Compounding the problem, the county, according to the result performed dismally in the 2016/2017 Exams with only two out of 71 candidates passing the exams.

This prompted officials to lay the blame on the lack of teachers.

Bridge came under fire in March when some 88 civil society organisations urged investors to cease their support for the multinational for-profit chain of private schools Bridge International Academies (BIA), which runs over 500 schools in Kenya, Liberia, Nigeria, Uganda, and India.      

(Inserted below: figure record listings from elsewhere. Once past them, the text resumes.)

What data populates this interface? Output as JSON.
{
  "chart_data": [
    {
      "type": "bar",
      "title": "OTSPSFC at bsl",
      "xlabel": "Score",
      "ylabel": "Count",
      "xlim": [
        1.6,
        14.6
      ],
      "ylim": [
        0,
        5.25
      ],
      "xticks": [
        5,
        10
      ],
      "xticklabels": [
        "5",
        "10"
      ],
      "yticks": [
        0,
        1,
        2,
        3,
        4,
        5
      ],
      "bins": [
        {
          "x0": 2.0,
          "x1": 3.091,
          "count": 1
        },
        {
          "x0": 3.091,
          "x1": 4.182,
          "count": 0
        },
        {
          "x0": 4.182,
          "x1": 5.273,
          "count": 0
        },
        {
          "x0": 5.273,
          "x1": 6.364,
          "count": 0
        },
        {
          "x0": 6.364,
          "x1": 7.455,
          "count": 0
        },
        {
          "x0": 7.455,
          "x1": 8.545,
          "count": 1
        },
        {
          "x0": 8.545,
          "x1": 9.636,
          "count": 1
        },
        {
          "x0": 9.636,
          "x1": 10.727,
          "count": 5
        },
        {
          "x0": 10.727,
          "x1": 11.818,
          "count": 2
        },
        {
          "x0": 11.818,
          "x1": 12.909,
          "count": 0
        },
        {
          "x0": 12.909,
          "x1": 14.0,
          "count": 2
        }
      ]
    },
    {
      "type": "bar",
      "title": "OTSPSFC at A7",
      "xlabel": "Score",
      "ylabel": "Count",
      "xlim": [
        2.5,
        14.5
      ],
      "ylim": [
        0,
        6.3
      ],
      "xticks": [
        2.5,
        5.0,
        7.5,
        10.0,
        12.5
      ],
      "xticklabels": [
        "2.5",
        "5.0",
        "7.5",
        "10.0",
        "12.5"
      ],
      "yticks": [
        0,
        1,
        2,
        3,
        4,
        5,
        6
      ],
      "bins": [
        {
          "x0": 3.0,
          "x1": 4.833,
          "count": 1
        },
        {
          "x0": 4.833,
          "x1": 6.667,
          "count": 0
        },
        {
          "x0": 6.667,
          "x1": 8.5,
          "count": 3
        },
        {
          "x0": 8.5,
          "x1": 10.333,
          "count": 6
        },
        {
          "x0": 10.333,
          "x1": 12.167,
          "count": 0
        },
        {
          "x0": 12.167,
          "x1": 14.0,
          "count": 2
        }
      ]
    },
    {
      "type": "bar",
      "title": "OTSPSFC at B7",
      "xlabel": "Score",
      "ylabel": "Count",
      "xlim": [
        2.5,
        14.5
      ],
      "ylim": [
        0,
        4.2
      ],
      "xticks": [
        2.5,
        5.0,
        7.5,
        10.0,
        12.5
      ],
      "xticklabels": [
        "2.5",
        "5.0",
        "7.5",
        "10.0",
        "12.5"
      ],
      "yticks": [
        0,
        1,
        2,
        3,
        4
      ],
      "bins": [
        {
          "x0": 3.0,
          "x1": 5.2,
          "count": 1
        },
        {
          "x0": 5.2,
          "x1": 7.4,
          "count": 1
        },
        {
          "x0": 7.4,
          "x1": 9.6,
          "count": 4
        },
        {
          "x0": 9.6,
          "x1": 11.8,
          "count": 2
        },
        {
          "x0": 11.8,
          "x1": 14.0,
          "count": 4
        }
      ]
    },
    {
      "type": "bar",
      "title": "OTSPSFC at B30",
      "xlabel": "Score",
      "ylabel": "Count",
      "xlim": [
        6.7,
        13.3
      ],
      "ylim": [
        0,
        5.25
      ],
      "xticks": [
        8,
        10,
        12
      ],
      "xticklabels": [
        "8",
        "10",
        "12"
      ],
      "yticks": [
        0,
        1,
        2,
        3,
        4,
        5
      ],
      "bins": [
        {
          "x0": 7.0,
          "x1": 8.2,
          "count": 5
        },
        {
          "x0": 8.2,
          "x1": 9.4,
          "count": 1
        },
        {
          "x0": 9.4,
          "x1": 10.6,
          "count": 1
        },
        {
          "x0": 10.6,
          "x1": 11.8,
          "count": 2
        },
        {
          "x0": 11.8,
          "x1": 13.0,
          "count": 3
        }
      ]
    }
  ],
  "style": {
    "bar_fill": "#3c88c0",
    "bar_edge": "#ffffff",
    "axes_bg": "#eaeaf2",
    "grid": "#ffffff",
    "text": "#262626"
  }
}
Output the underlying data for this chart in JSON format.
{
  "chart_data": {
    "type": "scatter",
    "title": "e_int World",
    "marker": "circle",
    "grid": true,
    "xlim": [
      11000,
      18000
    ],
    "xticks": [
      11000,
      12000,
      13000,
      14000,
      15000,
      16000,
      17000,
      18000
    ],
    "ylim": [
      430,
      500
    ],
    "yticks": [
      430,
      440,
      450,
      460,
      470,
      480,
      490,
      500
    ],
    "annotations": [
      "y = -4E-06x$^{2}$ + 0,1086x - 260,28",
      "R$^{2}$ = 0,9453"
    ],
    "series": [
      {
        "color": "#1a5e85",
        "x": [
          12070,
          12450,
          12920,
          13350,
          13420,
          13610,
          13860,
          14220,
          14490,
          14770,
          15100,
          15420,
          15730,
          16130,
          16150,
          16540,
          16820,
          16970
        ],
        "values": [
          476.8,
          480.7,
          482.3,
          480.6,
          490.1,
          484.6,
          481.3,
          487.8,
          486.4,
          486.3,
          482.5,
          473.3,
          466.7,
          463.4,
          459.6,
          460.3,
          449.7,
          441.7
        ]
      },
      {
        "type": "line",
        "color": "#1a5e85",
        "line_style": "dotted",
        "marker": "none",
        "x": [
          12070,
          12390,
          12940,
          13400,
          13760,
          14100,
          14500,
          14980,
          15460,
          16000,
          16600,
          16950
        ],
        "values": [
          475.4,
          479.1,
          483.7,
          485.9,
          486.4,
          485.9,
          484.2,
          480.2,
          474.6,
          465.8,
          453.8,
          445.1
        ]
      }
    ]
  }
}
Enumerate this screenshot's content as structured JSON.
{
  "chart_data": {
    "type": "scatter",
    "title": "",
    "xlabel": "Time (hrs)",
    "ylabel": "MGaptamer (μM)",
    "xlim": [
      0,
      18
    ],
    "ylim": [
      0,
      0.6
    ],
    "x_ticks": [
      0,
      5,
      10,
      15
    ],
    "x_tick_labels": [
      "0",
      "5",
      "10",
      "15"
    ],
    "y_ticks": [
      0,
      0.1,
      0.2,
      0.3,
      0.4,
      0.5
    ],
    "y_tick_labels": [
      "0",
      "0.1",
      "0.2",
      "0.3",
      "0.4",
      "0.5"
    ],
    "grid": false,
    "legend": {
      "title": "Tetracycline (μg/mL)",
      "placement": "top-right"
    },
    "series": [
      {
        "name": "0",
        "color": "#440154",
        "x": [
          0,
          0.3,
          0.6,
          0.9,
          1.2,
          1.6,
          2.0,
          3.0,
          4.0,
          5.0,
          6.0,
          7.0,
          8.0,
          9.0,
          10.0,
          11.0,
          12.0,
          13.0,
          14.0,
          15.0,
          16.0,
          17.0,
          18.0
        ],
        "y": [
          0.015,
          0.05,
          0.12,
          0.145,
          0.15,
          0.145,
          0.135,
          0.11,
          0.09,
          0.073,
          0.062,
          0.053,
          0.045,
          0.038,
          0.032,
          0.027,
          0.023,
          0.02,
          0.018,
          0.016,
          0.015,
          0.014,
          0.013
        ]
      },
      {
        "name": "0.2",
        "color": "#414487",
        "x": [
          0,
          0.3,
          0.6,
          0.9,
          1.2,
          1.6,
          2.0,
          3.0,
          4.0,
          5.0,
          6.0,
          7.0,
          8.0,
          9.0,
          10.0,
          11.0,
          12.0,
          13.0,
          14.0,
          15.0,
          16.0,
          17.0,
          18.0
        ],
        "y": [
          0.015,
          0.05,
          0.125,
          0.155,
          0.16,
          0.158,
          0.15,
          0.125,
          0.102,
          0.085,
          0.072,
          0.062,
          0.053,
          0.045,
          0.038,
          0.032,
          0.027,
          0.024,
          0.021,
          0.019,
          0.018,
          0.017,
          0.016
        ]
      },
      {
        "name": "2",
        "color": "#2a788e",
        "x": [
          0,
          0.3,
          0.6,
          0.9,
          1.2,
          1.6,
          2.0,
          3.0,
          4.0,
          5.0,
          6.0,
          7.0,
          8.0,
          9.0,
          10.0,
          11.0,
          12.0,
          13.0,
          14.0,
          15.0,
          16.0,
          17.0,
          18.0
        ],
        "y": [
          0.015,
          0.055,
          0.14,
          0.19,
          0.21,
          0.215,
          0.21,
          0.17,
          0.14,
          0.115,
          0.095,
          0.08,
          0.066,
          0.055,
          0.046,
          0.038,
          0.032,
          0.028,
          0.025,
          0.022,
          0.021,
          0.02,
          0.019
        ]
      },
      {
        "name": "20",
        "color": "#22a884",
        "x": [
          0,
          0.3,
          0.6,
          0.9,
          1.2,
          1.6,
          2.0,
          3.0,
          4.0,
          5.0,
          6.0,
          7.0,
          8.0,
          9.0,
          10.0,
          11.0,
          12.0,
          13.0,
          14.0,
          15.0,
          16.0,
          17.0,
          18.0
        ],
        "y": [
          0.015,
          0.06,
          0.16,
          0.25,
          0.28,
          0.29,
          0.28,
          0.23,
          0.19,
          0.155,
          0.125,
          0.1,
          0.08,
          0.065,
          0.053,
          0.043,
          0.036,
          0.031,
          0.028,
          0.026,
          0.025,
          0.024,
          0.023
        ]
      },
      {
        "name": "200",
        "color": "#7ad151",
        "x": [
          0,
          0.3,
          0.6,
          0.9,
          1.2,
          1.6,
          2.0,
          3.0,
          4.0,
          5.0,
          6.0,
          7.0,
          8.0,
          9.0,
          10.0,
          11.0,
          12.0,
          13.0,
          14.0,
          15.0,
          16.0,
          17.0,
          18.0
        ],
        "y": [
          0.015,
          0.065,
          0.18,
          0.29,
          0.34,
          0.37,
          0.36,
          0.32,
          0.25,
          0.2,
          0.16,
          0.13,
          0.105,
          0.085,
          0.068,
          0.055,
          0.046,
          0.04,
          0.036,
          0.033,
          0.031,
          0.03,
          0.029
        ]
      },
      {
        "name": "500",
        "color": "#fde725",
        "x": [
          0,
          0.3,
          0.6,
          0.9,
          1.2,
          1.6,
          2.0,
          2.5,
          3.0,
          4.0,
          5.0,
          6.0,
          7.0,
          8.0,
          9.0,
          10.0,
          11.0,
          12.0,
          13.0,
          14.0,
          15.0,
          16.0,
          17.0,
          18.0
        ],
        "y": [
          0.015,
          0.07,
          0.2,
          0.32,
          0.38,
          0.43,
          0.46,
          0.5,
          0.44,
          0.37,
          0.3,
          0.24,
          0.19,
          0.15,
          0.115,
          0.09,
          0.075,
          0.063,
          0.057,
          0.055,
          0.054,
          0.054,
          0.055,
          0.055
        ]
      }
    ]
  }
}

These organisations are calling investors’ attention to a series of concerning practices by BIA and the associated legal and reputational risks they incur.

These practices include lack of transparency, poor labour conditions, and non-respect of the rule of law in host countries. Investors in BIA range from well-known private investors such as the Omidyar Network, the Zuckerberg Education Ventures, and Bill Gates to public State agencies from the USA, the United Kingdom, France, Norway, the Netherlands, and the European Union.

In response, Bridge said globally, the primary level ‘out of school children’ rate has been flat since 2008, and many communities continue to be in desperate need of schools where their children can really learn. 

The organization added: “We think, as do our investors, that effectiveness should be measured on outcomes for children and in the case of education, learning gains​. Bridge’s learning gains across multiple years and countries have demonstrated what is possible.

It should be noted that most of the reports and evidence collated for this letter (of March 1st 2018) have been previously rebutted.

We also note that the 88 signatories are greatly reduced in number from those that previously signed a similar letter last autumn – a reduction of about 50%.

We can only conclude the plethora of learning gains released in the last 6 months have gone some way to persuading them of the efficacy of the model.